Eventually, defensive attorney Robert Ardis, hired to handle the appeal, got prosecutors to give him the emergency room and autopsy photos. Ardis said when he got the photos, he quickly understood why the state had not wanted the defense to have them.

In one photo in particular, taken prior to the autopsy, pawprints were plainly visible on April's back, he said.

In early 1992, the Ardises showed the photos and medical reports to Charles Odom, a forensic pathologist and medical examiner at the Southwestern Institute of Forensic Science in Dallas. As Odom later stated in an affidavit, "Her injuries were the result of an animal attack."

Odom said most of the scratches consisted of "four nearly parallel converging or diverging lines. Domestic canines . . . have four claws on their forefeet and these marks are typical of the scratches that they leave on the skin when they attack."

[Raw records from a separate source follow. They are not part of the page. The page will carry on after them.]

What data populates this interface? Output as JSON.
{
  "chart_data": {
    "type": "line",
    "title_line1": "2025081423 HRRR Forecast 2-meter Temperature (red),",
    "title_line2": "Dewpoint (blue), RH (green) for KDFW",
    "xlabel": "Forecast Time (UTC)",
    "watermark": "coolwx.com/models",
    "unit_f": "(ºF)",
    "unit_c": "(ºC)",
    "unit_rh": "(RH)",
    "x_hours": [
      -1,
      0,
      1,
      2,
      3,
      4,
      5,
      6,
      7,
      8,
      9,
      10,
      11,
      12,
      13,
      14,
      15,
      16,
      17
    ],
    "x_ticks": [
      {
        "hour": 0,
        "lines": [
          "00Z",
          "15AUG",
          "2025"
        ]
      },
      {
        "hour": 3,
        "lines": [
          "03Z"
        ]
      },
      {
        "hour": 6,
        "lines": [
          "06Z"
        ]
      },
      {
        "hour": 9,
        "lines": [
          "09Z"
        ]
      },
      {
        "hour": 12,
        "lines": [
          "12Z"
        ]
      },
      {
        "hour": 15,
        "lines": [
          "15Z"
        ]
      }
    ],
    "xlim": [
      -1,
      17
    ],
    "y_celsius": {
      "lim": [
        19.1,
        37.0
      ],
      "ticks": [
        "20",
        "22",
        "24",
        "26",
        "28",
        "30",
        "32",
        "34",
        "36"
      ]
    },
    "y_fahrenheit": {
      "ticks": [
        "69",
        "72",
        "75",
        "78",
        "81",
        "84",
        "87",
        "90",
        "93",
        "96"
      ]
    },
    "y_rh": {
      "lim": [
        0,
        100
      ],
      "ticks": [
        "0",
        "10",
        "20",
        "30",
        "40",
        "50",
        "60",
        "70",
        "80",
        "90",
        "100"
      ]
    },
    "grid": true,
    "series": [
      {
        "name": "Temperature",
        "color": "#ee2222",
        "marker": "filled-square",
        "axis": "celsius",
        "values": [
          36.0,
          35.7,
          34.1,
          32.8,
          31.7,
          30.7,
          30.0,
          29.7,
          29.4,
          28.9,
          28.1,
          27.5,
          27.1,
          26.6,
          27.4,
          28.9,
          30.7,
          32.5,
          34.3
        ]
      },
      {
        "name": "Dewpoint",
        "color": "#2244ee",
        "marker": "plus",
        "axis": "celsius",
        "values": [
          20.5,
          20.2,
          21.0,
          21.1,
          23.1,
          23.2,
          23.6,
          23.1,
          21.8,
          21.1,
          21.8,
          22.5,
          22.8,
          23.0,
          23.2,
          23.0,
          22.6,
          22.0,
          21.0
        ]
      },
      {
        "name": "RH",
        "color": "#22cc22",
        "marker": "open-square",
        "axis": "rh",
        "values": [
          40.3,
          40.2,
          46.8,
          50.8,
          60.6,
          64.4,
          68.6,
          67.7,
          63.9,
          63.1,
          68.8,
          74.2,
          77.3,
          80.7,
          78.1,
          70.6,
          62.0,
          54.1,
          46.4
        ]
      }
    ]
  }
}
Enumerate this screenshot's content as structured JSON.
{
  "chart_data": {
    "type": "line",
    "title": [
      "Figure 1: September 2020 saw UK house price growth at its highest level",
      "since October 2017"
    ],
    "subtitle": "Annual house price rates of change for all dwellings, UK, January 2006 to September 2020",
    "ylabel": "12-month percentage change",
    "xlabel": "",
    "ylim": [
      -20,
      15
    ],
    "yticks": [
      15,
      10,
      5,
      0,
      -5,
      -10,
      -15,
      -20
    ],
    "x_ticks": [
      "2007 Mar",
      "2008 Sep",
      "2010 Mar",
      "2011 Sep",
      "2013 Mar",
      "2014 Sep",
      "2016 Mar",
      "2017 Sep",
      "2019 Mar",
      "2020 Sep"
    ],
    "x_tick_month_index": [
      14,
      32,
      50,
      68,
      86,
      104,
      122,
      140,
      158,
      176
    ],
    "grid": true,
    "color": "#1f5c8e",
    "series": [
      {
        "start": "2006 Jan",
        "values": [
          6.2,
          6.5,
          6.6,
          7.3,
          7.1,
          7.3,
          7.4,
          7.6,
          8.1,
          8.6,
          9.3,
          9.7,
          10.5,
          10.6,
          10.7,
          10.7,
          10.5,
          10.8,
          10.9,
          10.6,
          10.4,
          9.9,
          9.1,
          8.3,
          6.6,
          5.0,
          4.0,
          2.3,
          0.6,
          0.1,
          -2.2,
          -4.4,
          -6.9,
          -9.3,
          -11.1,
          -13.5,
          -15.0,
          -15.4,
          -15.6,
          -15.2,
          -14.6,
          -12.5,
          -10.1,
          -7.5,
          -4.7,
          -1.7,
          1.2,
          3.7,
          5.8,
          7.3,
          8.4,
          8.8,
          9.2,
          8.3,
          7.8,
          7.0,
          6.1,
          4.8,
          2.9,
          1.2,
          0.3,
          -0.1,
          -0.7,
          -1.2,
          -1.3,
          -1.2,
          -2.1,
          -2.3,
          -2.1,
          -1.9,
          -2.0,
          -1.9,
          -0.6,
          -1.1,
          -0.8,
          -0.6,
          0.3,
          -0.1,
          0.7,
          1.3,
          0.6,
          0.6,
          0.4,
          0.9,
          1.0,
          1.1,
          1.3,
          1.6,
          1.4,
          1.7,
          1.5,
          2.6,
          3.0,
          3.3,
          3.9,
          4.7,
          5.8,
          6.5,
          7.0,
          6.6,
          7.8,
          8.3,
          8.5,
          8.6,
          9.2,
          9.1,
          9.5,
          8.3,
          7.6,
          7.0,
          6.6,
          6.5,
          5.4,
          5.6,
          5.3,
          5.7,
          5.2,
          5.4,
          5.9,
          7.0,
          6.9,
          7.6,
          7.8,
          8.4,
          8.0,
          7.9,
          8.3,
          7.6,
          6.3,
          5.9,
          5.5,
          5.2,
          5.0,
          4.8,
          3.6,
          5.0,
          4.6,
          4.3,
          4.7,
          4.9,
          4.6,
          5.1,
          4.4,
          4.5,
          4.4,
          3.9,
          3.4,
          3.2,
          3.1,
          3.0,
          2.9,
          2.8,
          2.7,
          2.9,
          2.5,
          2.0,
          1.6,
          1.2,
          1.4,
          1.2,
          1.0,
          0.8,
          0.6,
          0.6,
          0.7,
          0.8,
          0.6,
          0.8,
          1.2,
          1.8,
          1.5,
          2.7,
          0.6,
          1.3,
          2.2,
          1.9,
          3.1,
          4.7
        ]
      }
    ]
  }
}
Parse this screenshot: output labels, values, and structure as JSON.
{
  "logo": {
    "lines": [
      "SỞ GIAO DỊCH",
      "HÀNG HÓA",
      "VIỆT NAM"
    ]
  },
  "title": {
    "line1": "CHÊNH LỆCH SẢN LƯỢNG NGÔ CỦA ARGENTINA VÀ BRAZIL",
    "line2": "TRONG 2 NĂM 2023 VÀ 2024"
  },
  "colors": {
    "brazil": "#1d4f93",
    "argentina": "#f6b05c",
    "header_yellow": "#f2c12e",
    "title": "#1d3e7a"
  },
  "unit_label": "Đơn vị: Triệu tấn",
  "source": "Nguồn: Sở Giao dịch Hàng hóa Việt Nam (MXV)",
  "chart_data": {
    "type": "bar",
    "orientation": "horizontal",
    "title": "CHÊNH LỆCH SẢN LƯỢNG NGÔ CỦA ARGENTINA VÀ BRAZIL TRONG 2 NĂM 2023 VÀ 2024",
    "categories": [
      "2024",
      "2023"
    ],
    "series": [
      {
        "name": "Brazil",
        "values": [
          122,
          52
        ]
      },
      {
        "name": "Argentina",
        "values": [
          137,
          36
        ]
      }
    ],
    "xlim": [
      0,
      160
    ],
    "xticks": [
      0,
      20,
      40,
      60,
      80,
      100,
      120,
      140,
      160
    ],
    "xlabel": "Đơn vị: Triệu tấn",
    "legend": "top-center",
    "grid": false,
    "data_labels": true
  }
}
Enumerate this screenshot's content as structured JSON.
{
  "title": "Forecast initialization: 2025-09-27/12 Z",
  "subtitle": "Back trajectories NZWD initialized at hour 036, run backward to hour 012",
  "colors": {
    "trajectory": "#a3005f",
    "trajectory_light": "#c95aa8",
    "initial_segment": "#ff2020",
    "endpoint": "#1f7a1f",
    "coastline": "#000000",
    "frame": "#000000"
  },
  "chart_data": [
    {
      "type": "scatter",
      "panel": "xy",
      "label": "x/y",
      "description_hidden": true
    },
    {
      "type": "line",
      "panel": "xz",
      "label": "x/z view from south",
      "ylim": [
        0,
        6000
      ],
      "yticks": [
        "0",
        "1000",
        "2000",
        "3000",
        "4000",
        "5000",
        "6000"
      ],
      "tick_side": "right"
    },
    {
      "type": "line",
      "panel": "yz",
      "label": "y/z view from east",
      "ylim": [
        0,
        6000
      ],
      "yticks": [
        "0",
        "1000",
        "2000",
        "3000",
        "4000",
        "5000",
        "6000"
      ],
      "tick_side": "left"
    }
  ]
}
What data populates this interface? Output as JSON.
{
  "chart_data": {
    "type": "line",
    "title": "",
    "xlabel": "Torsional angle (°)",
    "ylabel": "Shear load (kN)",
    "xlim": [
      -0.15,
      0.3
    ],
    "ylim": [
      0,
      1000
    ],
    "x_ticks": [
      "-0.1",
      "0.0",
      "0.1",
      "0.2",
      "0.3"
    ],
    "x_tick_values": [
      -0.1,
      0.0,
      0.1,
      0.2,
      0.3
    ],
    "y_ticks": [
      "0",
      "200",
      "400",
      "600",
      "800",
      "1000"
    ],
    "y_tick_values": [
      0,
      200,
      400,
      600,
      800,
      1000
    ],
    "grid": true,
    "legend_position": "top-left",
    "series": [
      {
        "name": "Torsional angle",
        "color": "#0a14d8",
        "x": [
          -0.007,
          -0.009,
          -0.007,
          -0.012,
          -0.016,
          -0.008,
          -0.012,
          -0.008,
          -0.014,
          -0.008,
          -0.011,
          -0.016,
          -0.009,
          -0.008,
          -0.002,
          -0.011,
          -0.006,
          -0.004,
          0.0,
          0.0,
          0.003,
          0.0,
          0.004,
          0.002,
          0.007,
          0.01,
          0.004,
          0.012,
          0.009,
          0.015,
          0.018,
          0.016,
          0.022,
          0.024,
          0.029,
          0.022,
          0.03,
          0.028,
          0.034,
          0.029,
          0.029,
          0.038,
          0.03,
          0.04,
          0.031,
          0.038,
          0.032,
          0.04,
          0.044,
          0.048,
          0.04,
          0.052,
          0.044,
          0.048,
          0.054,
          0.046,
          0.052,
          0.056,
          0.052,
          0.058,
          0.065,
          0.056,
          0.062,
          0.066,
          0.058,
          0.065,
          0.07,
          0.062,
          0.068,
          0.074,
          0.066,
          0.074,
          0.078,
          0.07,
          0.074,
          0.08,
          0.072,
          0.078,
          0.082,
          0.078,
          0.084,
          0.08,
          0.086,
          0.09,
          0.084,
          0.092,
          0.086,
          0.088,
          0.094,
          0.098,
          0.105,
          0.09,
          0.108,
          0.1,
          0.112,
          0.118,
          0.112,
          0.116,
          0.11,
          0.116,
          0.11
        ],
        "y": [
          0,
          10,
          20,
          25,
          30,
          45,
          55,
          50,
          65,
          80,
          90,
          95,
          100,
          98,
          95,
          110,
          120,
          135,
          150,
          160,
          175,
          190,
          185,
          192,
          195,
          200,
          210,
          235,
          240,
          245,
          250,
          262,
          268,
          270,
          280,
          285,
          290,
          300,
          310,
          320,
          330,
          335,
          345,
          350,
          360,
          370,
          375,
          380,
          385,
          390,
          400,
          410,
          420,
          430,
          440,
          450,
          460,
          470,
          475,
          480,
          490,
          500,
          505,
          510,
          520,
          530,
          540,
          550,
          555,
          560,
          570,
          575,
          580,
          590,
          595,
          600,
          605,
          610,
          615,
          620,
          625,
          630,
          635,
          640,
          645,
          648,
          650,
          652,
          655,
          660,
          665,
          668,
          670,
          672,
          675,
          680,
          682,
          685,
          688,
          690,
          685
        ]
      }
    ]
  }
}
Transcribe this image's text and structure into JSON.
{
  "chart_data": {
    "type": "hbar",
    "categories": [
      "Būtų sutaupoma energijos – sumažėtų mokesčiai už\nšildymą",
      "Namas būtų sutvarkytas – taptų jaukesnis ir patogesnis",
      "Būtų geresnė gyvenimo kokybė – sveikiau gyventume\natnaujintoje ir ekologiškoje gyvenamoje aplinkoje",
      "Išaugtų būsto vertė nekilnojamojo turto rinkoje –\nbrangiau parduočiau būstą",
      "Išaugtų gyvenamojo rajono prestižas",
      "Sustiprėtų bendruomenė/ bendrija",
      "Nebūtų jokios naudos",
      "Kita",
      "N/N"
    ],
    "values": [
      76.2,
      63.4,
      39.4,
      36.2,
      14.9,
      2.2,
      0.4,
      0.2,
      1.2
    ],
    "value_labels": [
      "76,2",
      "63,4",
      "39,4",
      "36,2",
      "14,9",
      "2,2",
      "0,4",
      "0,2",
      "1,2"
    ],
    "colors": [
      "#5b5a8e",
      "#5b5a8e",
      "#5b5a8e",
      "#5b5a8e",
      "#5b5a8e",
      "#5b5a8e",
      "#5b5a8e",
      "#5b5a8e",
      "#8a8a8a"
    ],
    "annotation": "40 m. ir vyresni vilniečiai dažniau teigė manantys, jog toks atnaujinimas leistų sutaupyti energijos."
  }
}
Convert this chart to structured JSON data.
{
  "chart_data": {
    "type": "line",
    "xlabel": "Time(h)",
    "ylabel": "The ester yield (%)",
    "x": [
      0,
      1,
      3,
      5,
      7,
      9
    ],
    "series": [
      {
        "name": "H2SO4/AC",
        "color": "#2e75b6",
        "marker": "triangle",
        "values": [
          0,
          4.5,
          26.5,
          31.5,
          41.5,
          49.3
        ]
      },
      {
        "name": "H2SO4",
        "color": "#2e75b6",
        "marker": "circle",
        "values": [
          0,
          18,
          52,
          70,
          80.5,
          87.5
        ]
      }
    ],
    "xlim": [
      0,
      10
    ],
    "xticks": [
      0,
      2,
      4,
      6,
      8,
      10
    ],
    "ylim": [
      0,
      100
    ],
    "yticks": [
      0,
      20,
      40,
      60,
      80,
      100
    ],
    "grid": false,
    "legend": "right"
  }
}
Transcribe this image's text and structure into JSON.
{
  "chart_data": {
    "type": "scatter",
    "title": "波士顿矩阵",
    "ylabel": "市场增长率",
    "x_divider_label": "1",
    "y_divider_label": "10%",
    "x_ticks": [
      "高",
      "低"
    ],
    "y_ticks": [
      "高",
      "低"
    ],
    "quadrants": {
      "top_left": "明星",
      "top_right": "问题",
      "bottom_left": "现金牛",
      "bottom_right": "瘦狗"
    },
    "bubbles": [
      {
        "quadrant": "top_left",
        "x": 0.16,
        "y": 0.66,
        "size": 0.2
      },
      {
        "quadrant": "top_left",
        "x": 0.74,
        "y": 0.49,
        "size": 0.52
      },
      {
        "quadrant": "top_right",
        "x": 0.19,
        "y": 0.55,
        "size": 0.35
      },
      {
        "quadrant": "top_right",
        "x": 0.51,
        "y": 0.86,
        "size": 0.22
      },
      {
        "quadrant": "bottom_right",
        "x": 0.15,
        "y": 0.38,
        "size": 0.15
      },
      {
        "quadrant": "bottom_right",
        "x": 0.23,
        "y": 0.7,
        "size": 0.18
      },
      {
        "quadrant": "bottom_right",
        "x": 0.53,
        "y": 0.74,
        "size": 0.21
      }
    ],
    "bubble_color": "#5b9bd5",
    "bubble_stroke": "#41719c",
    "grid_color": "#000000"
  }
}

The thigh wound, he said, "is characteristic of animal attack."

But what of the clean-cut thigh wound described by Gonzalez in his autopsy, a wound he said could only be made with a sharp instrument? Odom said the cuts were made with a knife - a surgeon's scalpel.

The wound Gonzalez saw on the autopsy table had been "altered" by surgeons who cut away ragged skin and dead tissue during surgery, Odom said.

If she is freed, Miller says, "The first thing I want to do is meet the people who have helped me out. . . . "And then I'm going to get out of Texas."